Urs Leimgruber soprano and tenor saxophones, bass clarinet, percussion
Christy Doran guitar
Bobby Burri bass
Fredy Studer drums, percussion
Recorded December 1976 at Tonstudio Bauer, Ludwigsburg
Engineer Martin Wieland
Produced by Thomas Stöwsand
The Swiss quartet of OM, which found just the freedom it needed in ECM’s studios for a good decade, flung open the doors with colorful aplomb on Rautionaha, a rare JAPO release. To this early date the group brings a kaleidoscope of shared experience. The sound is appropriately splintered. Guitarist Christy Doran pens the kick-in-the-gut opener, “For Ursi.” Unable to resist the attraction from the get-go, saxophonist Urs Leimgruber colors the twilight with his heady tenor, chaining ladders of virtuosity with attentive form. His gurgling expositions of momentary abandon give Doran just the break he needs to cast a reverberant magic with tails flying. The superb rhythm work from percussionist Fredy Studer and bassist Bobby Burri completes this wall of light. The latter gives us “Stephanie,” his first of two cuts.

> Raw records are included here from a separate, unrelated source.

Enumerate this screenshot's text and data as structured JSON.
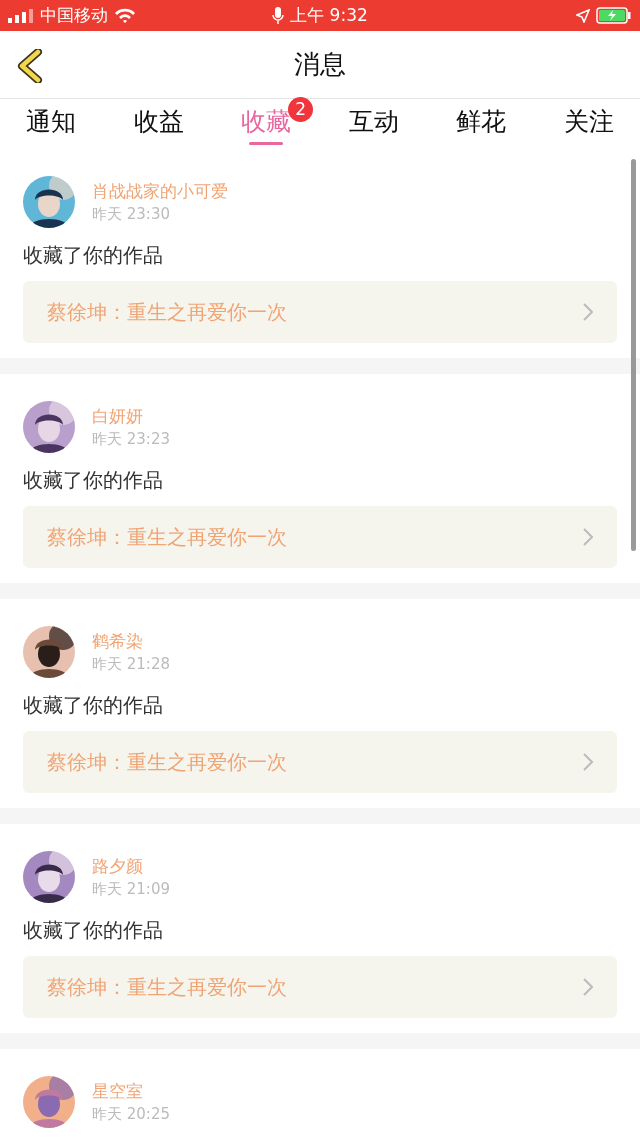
{
  "status_bar": {
    "carrier": "中国移动",
    "time": "上午 9:32"
  },
  "header": {
    "title": "消息"
  },
  "tabs": [
    {
      "label": "通知",
      "selected": false
    },
    {
      "label": "收益",
      "selected": false
    },
    {
      "label": "收藏",
      "selected": true,
      "badge": "2"
    },
    {
      "label": "互动",
      "selected": false
    },
    {
      "label": "鲜花",
      "selected": false
    },
    {
      "label": "关注",
      "selected": false
    }
  ],
  "messages": [
    {
      "name": "肖战战家的小可爱",
      "time": "昨天 23:30",
      "action": "收藏了你的作品",
      "work": "蔡徐坤：重生之再爱你一次"
    },
    {
      "name": "白妍妍",
      "time": "昨天 23:23",
      "action": "收藏了你的作品",
      "work": "蔡徐坤：重生之再爱你一次"
    },
    {
      "name": "鹤希染",
      "time": "昨天 21:28",
      "action": "收藏了你的作品",
      "work": "蔡徐坤：重生之再爱你一次"
    },
    {
      "name": "路夕颜",
      "time": "昨天 21:09",
      "action": "收藏了你的作品",
      "work": "蔡徐坤：重生之再爱你一次"
    },
    {
      "name": "星空室",
      "time": "昨天 20:25"
    }
  ]
}
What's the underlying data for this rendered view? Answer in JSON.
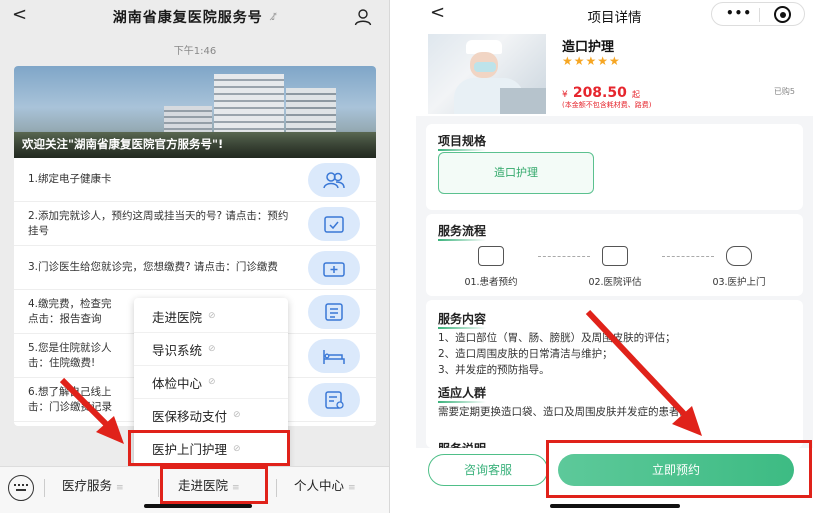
{
  "left": {
    "header": {
      "back": "<",
      "title": "湖南省康复医院服务号",
      "mute": "♪̸"
    },
    "time": "下午1:46",
    "banner_text": "欢迎关注\"湖南省康复医院官方服务号\"!",
    "menu": [
      "1.绑定电子健康卡",
      "2.添加完就诊人，预约这周或挂当天的号? 请点击：预约挂号",
      "3.门诊医生给您就诊完，您想缴费? 请点击：门诊缴费",
      "4.缴完费，检查完",
      "点击：报告查询",
      "5.您是住院就诊人",
      "击：住院缴费!",
      "6.想了解自己线上",
      "击：门诊缴费记录"
    ],
    "popup": [
      "走进医院",
      "导识系统",
      "体检中心",
      "医保移动支付",
      "医护上门护理"
    ],
    "bottom": {
      "tab1": "医疗服务",
      "tab2": "走进医院",
      "tab3": "个人中心"
    }
  },
  "right": {
    "header": {
      "back": "<",
      "title": "项目详情",
      "dots": "•••"
    },
    "product": {
      "name": "造口护理",
      "stars": "★★★★★",
      "currency": "¥",
      "price": "208.50",
      "price_suffix": "起",
      "price_note": "(本金额不包含耗材费、路费)",
      "sold": "已购5"
    },
    "spec": {
      "title": "项目规格",
      "chip": "造口护理"
    },
    "flow": {
      "title": "服务流程",
      "steps": [
        "01.患者预约",
        "02.医院评估",
        "03.医护上门"
      ]
    },
    "content": {
      "title": "服务内容",
      "lines": [
        "1、造口部位（胃、肠、膀胱）及周围皮肤的评估；",
        "2、造口周围皮肤的日常清洁与维护；",
        "3、并发症的预防指导。"
      ],
      "audience_title": "适应人群",
      "audience": "需要定期更换造口袋、造口及周围皮肤并发症的患者。",
      "next_title": "服务说明"
    },
    "bottom": {
      "consult": "咨询客服",
      "book": "立即预约"
    }
  },
  "colors": {
    "accent_green": "#3bb27c",
    "highlight_red": "#e0221a",
    "price_red": "#e6262e"
  }
}
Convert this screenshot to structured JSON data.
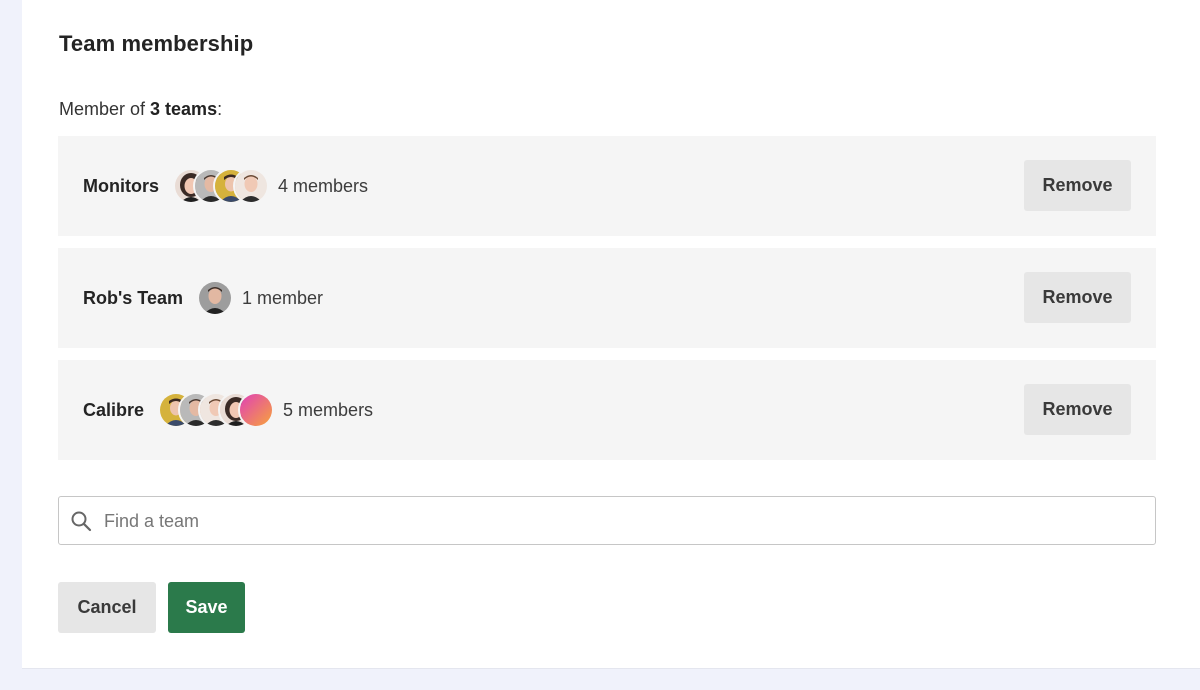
{
  "page": {
    "title": "Team membership",
    "summary_prefix": "Member of ",
    "summary_count": "3 teams",
    "summary_suffix": ":"
  },
  "teams": [
    {
      "name": "Monitors",
      "members_label": "4 members",
      "remove_label": "Remove",
      "avatars": [
        "woman-dark-hair",
        "man-grey",
        "man-yellow-bg",
        "man-light"
      ]
    },
    {
      "name": "Rob's Team",
      "members_label": "1 member",
      "remove_label": "Remove",
      "avatars": [
        "man-grey"
      ]
    },
    {
      "name": "Calibre",
      "members_label": "5 members",
      "remove_label": "Remove",
      "avatars": [
        "man-yellow-bg",
        "man-grey",
        "man-light",
        "woman-dark-hair",
        "gradient-pink-orange"
      ]
    }
  ],
  "search": {
    "placeholder": "Find a team",
    "value": "",
    "icon": "search-icon"
  },
  "actions": {
    "cancel_label": "Cancel",
    "save_label": "Save"
  },
  "colors": {
    "save_button": "#2b7a4b",
    "secondary_button": "#e6e6e6",
    "row_background": "#f5f5f5",
    "page_background": "#f0f2fb"
  }
}
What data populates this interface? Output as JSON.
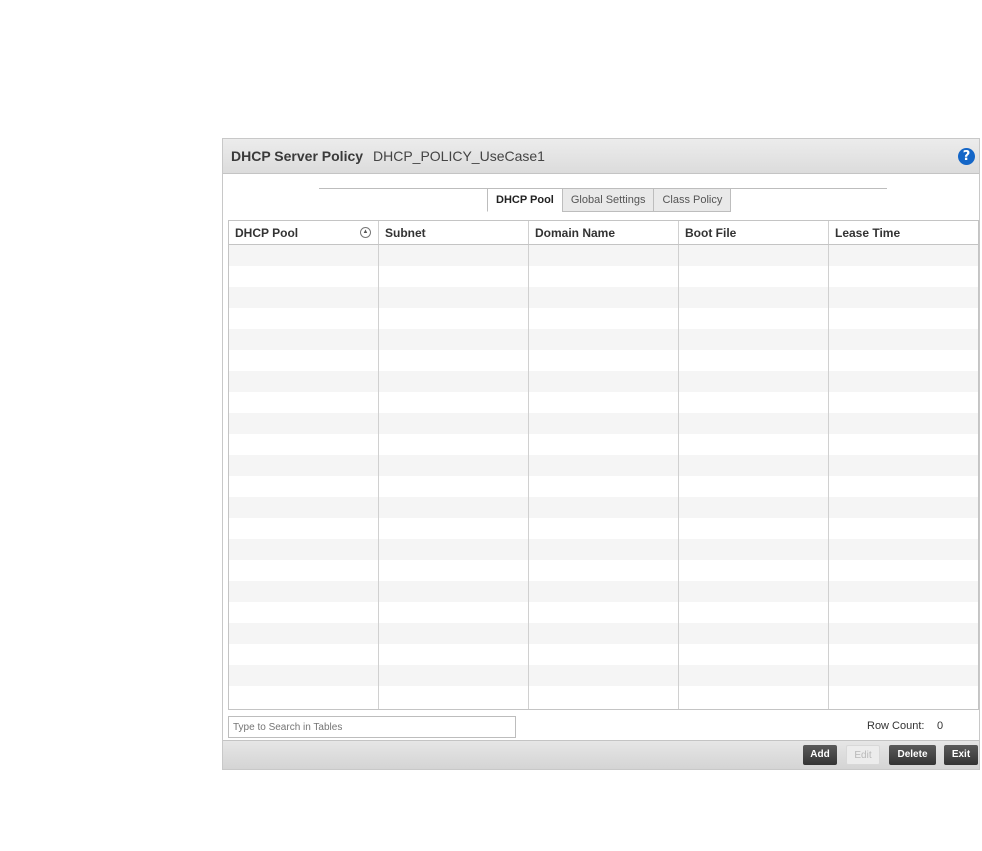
{
  "header": {
    "title": "DHCP Server Policy",
    "policy_name": "DHCP_POLICY_UseCase1",
    "help_icon": "?"
  },
  "tabs": [
    {
      "label": "DHCP Pool",
      "active": true
    },
    {
      "label": "Global Settings",
      "active": false
    },
    {
      "label": "Class Policy",
      "active": false
    }
  ],
  "table": {
    "columns": [
      "DHCP Pool",
      "Subnet",
      "Domain Name",
      "Boot File",
      "Lease Time"
    ],
    "sort_icon": "▲",
    "rows": []
  },
  "search": {
    "placeholder": "Type to Search in Tables"
  },
  "row_count": {
    "label": "Row Count:",
    "value": "0"
  },
  "buttons": {
    "add": "Add",
    "edit": "Edit",
    "delete": "Delete",
    "exit": "Exit"
  },
  "colors": {
    "help": "#1466c7",
    "button": "#3a3a3a"
  }
}
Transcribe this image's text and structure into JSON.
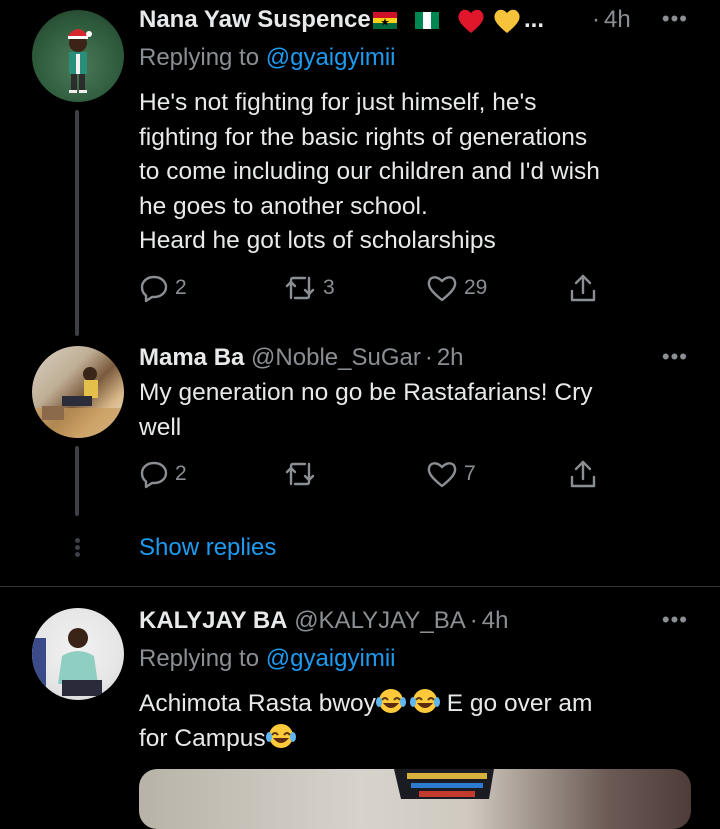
{
  "tweets": [
    {
      "name": "Nana Yaw Suspence",
      "name_emojis": [
        "ghana-flag",
        "nigeria-flag",
        "red-heart",
        "yellow-heart"
      ],
      "name_ellipsis": "...",
      "handle": "",
      "time": "4h",
      "separator": "·",
      "more": "•••",
      "replying_prefix": "Replying to",
      "replying_to": "@gyaigyimii",
      "text_lines": [
        "He's not fighting for just himself, he's",
        "fighting for the basic rights of generations",
        "to come including our children and I'd wish",
        "he goes to another school.",
        "Heard he got lots of scholarships"
      ],
      "replies": "2",
      "retweets": "3",
      "likes": "29"
    },
    {
      "name": "Mama Ba",
      "handle": "@Noble_SuGar",
      "time": "2h",
      "separator": "·",
      "more": "•••",
      "text_lines": [
        "My generation no go be Rastafarians! Cry",
        "well"
      ],
      "replies": "2",
      "retweets": "",
      "likes": "7"
    },
    {
      "name": "KALYJAY BA",
      "handle": "@KALYJAY_BA",
      "time": "4h",
      "separator": "·",
      "more": "•••",
      "replying_prefix": "Replying to",
      "replying_to": "@gyaigyimii",
      "text_segments": {
        "line1_a": "Achimota Rasta bwoy",
        "line1_b": " E go over am",
        "line2": "for Campus"
      },
      "text_emoji": "face-with-tears-of-joy"
    }
  ],
  "show_replies": "Show replies",
  "colors": {
    "background": "#000000",
    "text": "#e7e9ea",
    "secondary": "#8b8f93",
    "link": "#1d9bf0",
    "divider": "#2f3336"
  }
}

This meditation of gongs and electronics coalesces into some fine soliloquies from the composer, while the full drumming and six-string picking shimmer like morning sun on the horizon’s lip. The prickly tenor is a bonus. Speaking of which, Leimgruber puts his writing to the test in “Song For My Lady.” Something of a ballad, in it he becomes a crying wayfarer who walks the same circle of self-reflection until there is only music left of the one that produced it. Lifting this ponderous weight off our shoulders is Burri’s title offering, which grows like weed in a groovy embrace. His bass work glows here. Leimgruber opts for soprano, reaching heights of multi-phonic brilliance that no footstool can reach. The effect is nothing short of extraordinary. The quartet ends on a whimsical punctuation mark: a flag without a country, a star without a sky. In the absence of definite shape, we are free to induce our own.